Optimal way of filling 2 knapsacks?
The dynamic programming algorithm to optimally fill a knapsack works well in the case of one knapsack. But is there an efficient known algorithm that will optimally fill 2 knapsacks (capacities can be unequal)?
I have tried the following two approaches and neither of them is correct.
- First fill the first knapsack using the original DP algorithm to fill one knapsack and then fill the other knapsack.
- First fill a knapsack of size W1 + W2 and then split the solution into two solutions (where W1 and W2 are the capacities of the two knapsacks).
Problem statement (see also Knapsack Problem at Wikipedia):
We have to fill the knapsack with a set of items (each item has a weight and a value) so as to maximize the value that we can get from the items while having a total weight less than or equal to the knapsack size.
We cannot use an item multiple times.
- We cannot use a part of an item.

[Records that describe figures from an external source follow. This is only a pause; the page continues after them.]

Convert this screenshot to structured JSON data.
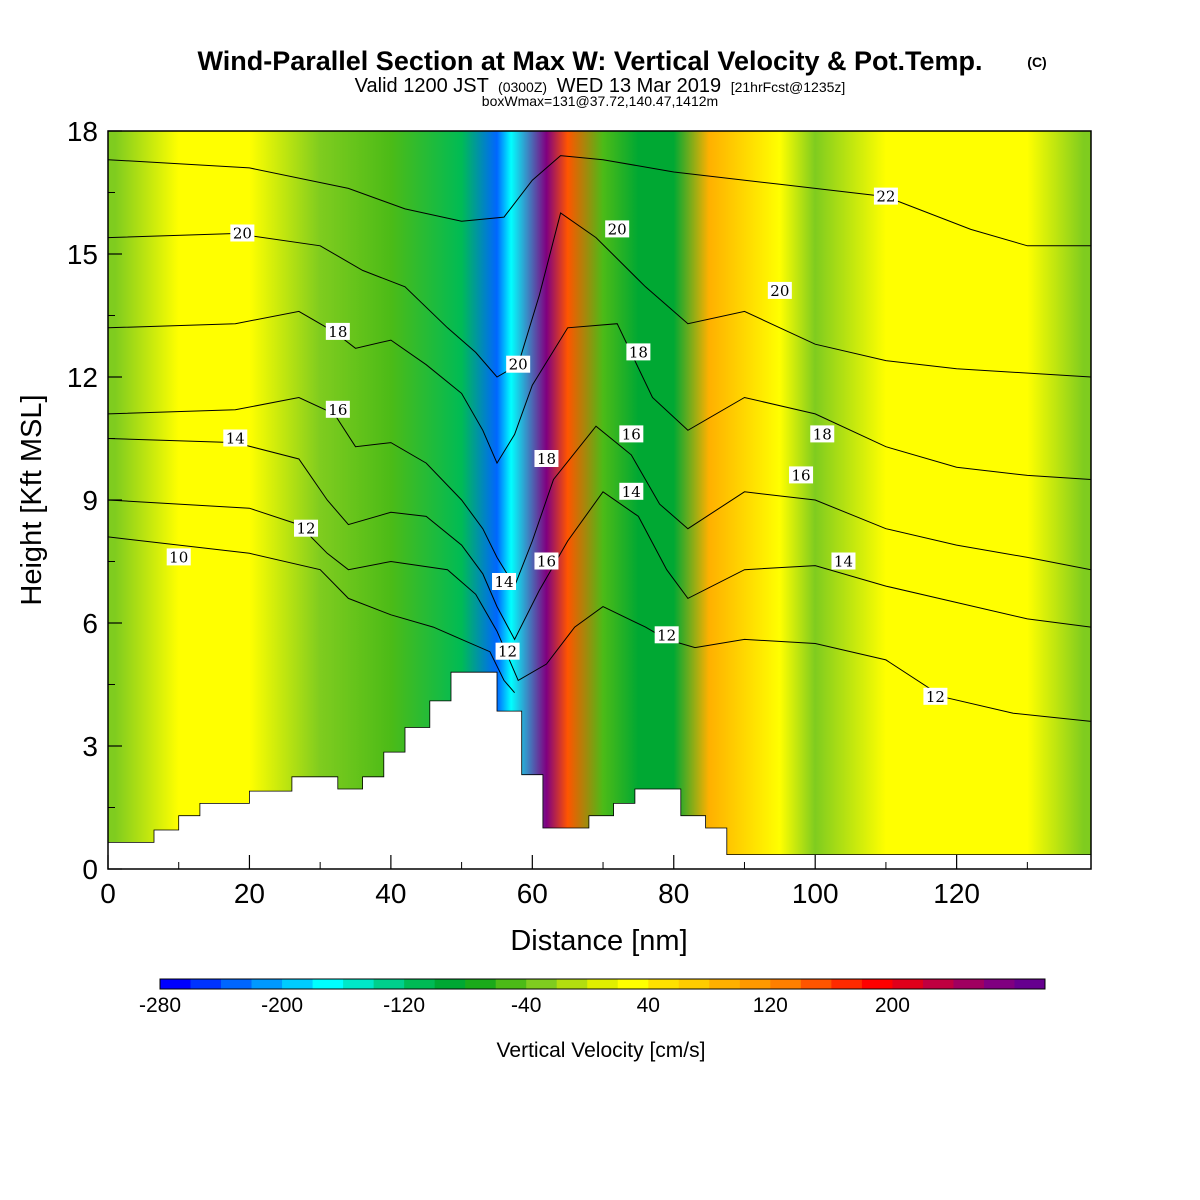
{
  "chart_data": {
    "type": "heatmap",
    "title": {
      "main": "Wind-Parallel Section at Max W: Vertical Velocity & Pot.Temp.",
      "copyright": "(C)",
      "valid_prefix": "Valid 1200 JST",
      "valid_zulu": "(0300Z)",
      "valid_date": "WED 13 Mar 2019",
      "forecast": "[21hrFcst@1235z]",
      "box_line": "boxWmax=131@37.72,140.47,1412m"
    },
    "xlabel": "Distance [nm]",
    "ylabel": "Height [Kft MSL]",
    "xlim": [
      0,
      139
    ],
    "ylim": [
      0,
      18
    ],
    "x_ticks": [
      0,
      20,
      40,
      60,
      80,
      100,
      120
    ],
    "y_ticks": [
      0,
      3,
      6,
      9,
      12,
      15,
      18
    ],
    "colorbar": {
      "label": "Vertical Velocity [cm/s]",
      "min": -280,
      "max": 300,
      "step": 20,
      "tick_values": [
        -280,
        -200,
        -120,
        -40,
        40,
        120,
        200
      ],
      "colors": [
        "#0000ff",
        "#0033ff",
        "#0066ff",
        "#0099ff",
        "#00ccff",
        "#00ffff",
        "#00e8c8",
        "#00d08c",
        "#00bb55",
        "#00a833",
        "#1aaa1a",
        "#4cbb17",
        "#7fcc1f",
        "#b2dd10",
        "#e0ef00",
        "#ffff00",
        "#ffe100",
        "#ffcc00",
        "#ffb000",
        "#ff9900",
        "#ff7f00",
        "#ff5500",
        "#ff2a00",
        "#ff0000",
        "#e0001a",
        "#c00040",
        "#a00060",
        "#800080",
        "#66008f"
      ]
    },
    "velocity_field": [
      {
        "x": 1,
        "w": -40
      },
      {
        "x": 10,
        "w": 25
      },
      {
        "x": 20,
        "w": 30
      },
      {
        "x": 30,
        "w": -30
      },
      {
        "x": 40,
        "w": -60
      },
      {
        "x": 50,
        "w": -110
      },
      {
        "x": 55,
        "w": -230
      },
      {
        "x": 57,
        "w": -180
      },
      {
        "x": 62,
        "w": 260
      },
      {
        "x": 65,
        "w": 150
      },
      {
        "x": 70,
        "w": -60
      },
      {
        "x": 75,
        "w": -100
      },
      {
        "x": 80,
        "w": -90
      },
      {
        "x": 85,
        "w": 80
      },
      {
        "x": 95,
        "w": 30
      },
      {
        "x": 100,
        "w": -30
      },
      {
        "x": 110,
        "w": 30
      },
      {
        "x": 120,
        "w": 20
      },
      {
        "x": 130,
        "w": 35
      },
      {
        "x": 138,
        "w": -40
      }
    ],
    "terrain": [
      {
        "x": 0,
        "h": 0.65
      },
      {
        "x": 6.5,
        "h": 0.95
      },
      {
        "x": 10,
        "h": 1.3
      },
      {
        "x": 13,
        "h": 1.6
      },
      {
        "x": 20,
        "h": 1.9
      },
      {
        "x": 26,
        "h": 2.25
      },
      {
        "x": 32.5,
        "h": 1.95
      },
      {
        "x": 36,
        "h": 2.25
      },
      {
        "x": 39,
        "h": 2.85
      },
      {
        "x": 42,
        "h": 3.45
      },
      {
        "x": 45.5,
        "h": 4.1
      },
      {
        "x": 48.5,
        "h": 4.8
      },
      {
        "x": 55,
        "h": 3.85
      },
      {
        "x": 58.5,
        "h": 2.3
      },
      {
        "x": 61.5,
        "h": 1.0
      },
      {
        "x": 68,
        "h": 1.3
      },
      {
        "x": 71.5,
        "h": 1.6
      },
      {
        "x": 74.5,
        "h": 1.95
      },
      {
        "x": 81,
        "h": 1.3
      },
      {
        "x": 84.5,
        "h": 1.0
      },
      {
        "x": 87.5,
        "h": 0.35
      },
      {
        "x": 139,
        "h": 0.35
      }
    ],
    "isentropes": [
      {
        "value": 10,
        "label": "10",
        "label_at": [
          10,
          7.6
        ],
        "points": [
          [
            0,
            8.1
          ],
          [
            20,
            7.7
          ],
          [
            30,
            7.3
          ],
          [
            34,
            6.6
          ],
          [
            40,
            6.2
          ],
          [
            46,
            5.9
          ],
          [
            50,
            5.6
          ],
          [
            54,
            5.3
          ],
          [
            56,
            4.6
          ],
          [
            57.5,
            4.3
          ]
        ]
      },
      {
        "value": 12,
        "label": "12",
        "label_at": [
          28,
          8.3
        ],
        "points": [
          [
            0,
            9.0
          ],
          [
            20,
            8.8
          ],
          [
            27,
            8.4
          ],
          [
            31,
            7.7
          ],
          [
            34,
            7.3
          ],
          [
            40,
            7.5
          ],
          [
            48,
            7.3
          ],
          [
            52,
            6.7
          ],
          [
            55,
            5.8
          ],
          [
            56.5,
            5.2
          ],
          [
            58,
            4.6
          ],
          [
            62,
            5.0
          ],
          [
            66,
            5.9
          ],
          [
            70,
            6.4
          ],
          [
            76,
            5.9
          ],
          [
            79,
            5.6
          ],
          [
            83,
            5.4
          ],
          [
            90,
            5.6
          ],
          [
            100,
            5.5
          ],
          [
            110,
            5.1
          ],
          [
            118,
            4.2
          ],
          [
            128,
            3.8
          ],
          [
            139,
            3.6
          ]
        ]
      },
      {
        "value": 14,
        "label": "14",
        "label_at": [
          18,
          10.5
        ],
        "points": [
          [
            0,
            10.5
          ],
          [
            18,
            10.4
          ],
          [
            27,
            10.0
          ],
          [
            31,
            9.0
          ],
          [
            34,
            8.4
          ],
          [
            40,
            8.7
          ],
          [
            45,
            8.6
          ],
          [
            50,
            7.9
          ],
          [
            53,
            7.2
          ],
          [
            55,
            6.4
          ],
          [
            57.5,
            5.6
          ],
          [
            61,
            6.8
          ],
          [
            65,
            8.0
          ],
          [
            70,
            9.2
          ],
          [
            75,
            8.6
          ],
          [
            79,
            7.3
          ],
          [
            82,
            6.6
          ],
          [
            90,
            7.3
          ],
          [
            100,
            7.4
          ],
          [
            110,
            6.9
          ],
          [
            120,
            6.5
          ],
          [
            130,
            6.1
          ],
          [
            139,
            5.9
          ]
        ]
      },
      {
        "value": 16,
        "label": "16",
        "label_at": [
          32.5,
          11.2
        ],
        "points": [
          [
            0,
            11.1
          ],
          [
            18,
            11.2
          ],
          [
            27,
            11.5
          ],
          [
            32,
            11.1
          ],
          [
            35,
            10.3
          ],
          [
            40,
            10.4
          ],
          [
            45,
            9.9
          ],
          [
            50,
            9.0
          ],
          [
            53,
            8.3
          ],
          [
            55,
            7.6
          ],
          [
            57.5,
            6.9
          ],
          [
            60,
            8.0
          ],
          [
            63,
            9.5
          ],
          [
            69,
            10.8
          ],
          [
            74,
            10.1
          ],
          [
            78,
            8.9
          ],
          [
            82,
            8.3
          ],
          [
            90,
            9.2
          ],
          [
            100,
            9.0
          ],
          [
            110,
            8.3
          ],
          [
            120,
            7.9
          ],
          [
            130,
            7.6
          ],
          [
            139,
            7.3
          ]
        ]
      },
      {
        "value": 18,
        "label": "18",
        "label_at": [
          32.5,
          13.1
        ],
        "points": [
          [
            0,
            13.2
          ],
          [
            18,
            13.3
          ],
          [
            27,
            13.6
          ],
          [
            32,
            13.1
          ],
          [
            35,
            12.7
          ],
          [
            40,
            12.9
          ],
          [
            45,
            12.3
          ],
          [
            50,
            11.6
          ],
          [
            53,
            10.7
          ],
          [
            55,
            9.9
          ],
          [
            57.5,
            10.6
          ],
          [
            60,
            11.8
          ],
          [
            65,
            13.2
          ],
          [
            72,
            13.3
          ],
          [
            77,
            11.5
          ],
          [
            82,
            10.7
          ],
          [
            90,
            11.5
          ],
          [
            100,
            11.1
          ],
          [
            110,
            10.3
          ],
          [
            120,
            9.8
          ],
          [
            130,
            9.6
          ],
          [
            139,
            9.5
          ]
        ]
      },
      {
        "value": 20,
        "label": "20",
        "label_at": [
          19,
          15.5
        ],
        "points": [
          [
            0,
            15.4
          ],
          [
            18,
            15.5
          ],
          [
            30,
            15.2
          ],
          [
            36,
            14.6
          ],
          [
            42,
            14.2
          ],
          [
            48,
            13.2
          ],
          [
            52,
            12.6
          ],
          [
            55,
            12.0
          ],
          [
            58,
            12.3
          ],
          [
            61,
            14.0
          ],
          [
            64,
            16.0
          ],
          [
            69,
            15.4
          ],
          [
            76,
            14.2
          ],
          [
            82,
            13.3
          ],
          [
            90,
            13.6
          ],
          [
            100,
            12.8
          ],
          [
            110,
            12.4
          ],
          [
            120,
            12.2
          ],
          [
            139,
            12.0
          ]
        ]
      },
      {
        "value": 22,
        "label": "22",
        "label_at": [
          110,
          16.4
        ],
        "points": [
          [
            0,
            17.3
          ],
          [
            20,
            17.1
          ],
          [
            34,
            16.6
          ],
          [
            42,
            16.1
          ],
          [
            50,
            15.8
          ],
          [
            56,
            15.9
          ],
          [
            60,
            16.8
          ],
          [
            64,
            17.4
          ],
          [
            70,
            17.3
          ],
          [
            80,
            17.0
          ],
          [
            95,
            16.7
          ],
          [
            110,
            16.4
          ],
          [
            122,
            15.6
          ],
          [
            130,
            15.2
          ],
          [
            139,
            15.2
          ]
        ]
      }
    ],
    "extra_labels": [
      {
        "label": "12",
        "at": [
          56.5,
          5.3
        ]
      },
      {
        "label": "14",
        "at": [
          56,
          7.0
        ]
      },
      {
        "label": "16",
        "at": [
          62,
          7.5
        ]
      },
      {
        "label": "18",
        "at": [
          62,
          10.0
        ]
      },
      {
        "label": "20",
        "at": [
          58,
          12.3
        ]
      },
      {
        "label": "12",
        "at": [
          79,
          5.7
        ]
      },
      {
        "label": "14",
        "at": [
          74,
          9.2
        ]
      },
      {
        "label": "16",
        "at": [
          74,
          10.6
        ]
      },
      {
        "label": "18",
        "at": [
          75,
          12.6
        ]
      },
      {
        "label": "20",
        "at": [
          72,
          15.6
        ]
      },
      {
        "label": "20",
        "at": [
          95,
          14.1
        ]
      },
      {
        "label": "18",
        "at": [
          101,
          10.6
        ]
      },
      {
        "label": "16",
        "at": [
          98,
          9.6
        ]
      },
      {
        "label": "14",
        "at": [
          104,
          7.5
        ]
      },
      {
        "label": "12",
        "at": [
          117,
          4.2
        ]
      }
    ]
  }
}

We cannot take a fraction of an item. (Every item must be either fully included or not).
Answer
I will assume each of the n items can only be used once, and you must maximize your profit.
Original knapsack is dp[i] = best profit you can obtain for weight i
for i = 1 to n do
for w = maxW down to a[i].weight do
if dp[w] < dp[w - a[i].weight] + a[i].gain
dp[w] = dp[w - a[i].weight] + a[i].gain
Now, since we have two knapsacks, we can use dp[i, j] = best profit you can obtain for weight i in knapsack 1 and j in knapsack 2
for i = 1 to n do
for w1 = maxW1 down to a[i].weight do
for w2 = maxW2 down to a[i].weight do
dp[w1, w2] = max
{
dp[w1, w2], <- we already have the best choice for this pair
dp[w1 - a[i].weight, w2] + a[i].gain <- put in knapsack 1
dp[w1, w2 - a[i].weight] + a[i].gain <- put in knapsack 2
}
Time complexity is O(n * maxW1 * maxW2), where maxW is the maximum weight the knapsack can carry. Note that this isn't very efficient if the capacities are large.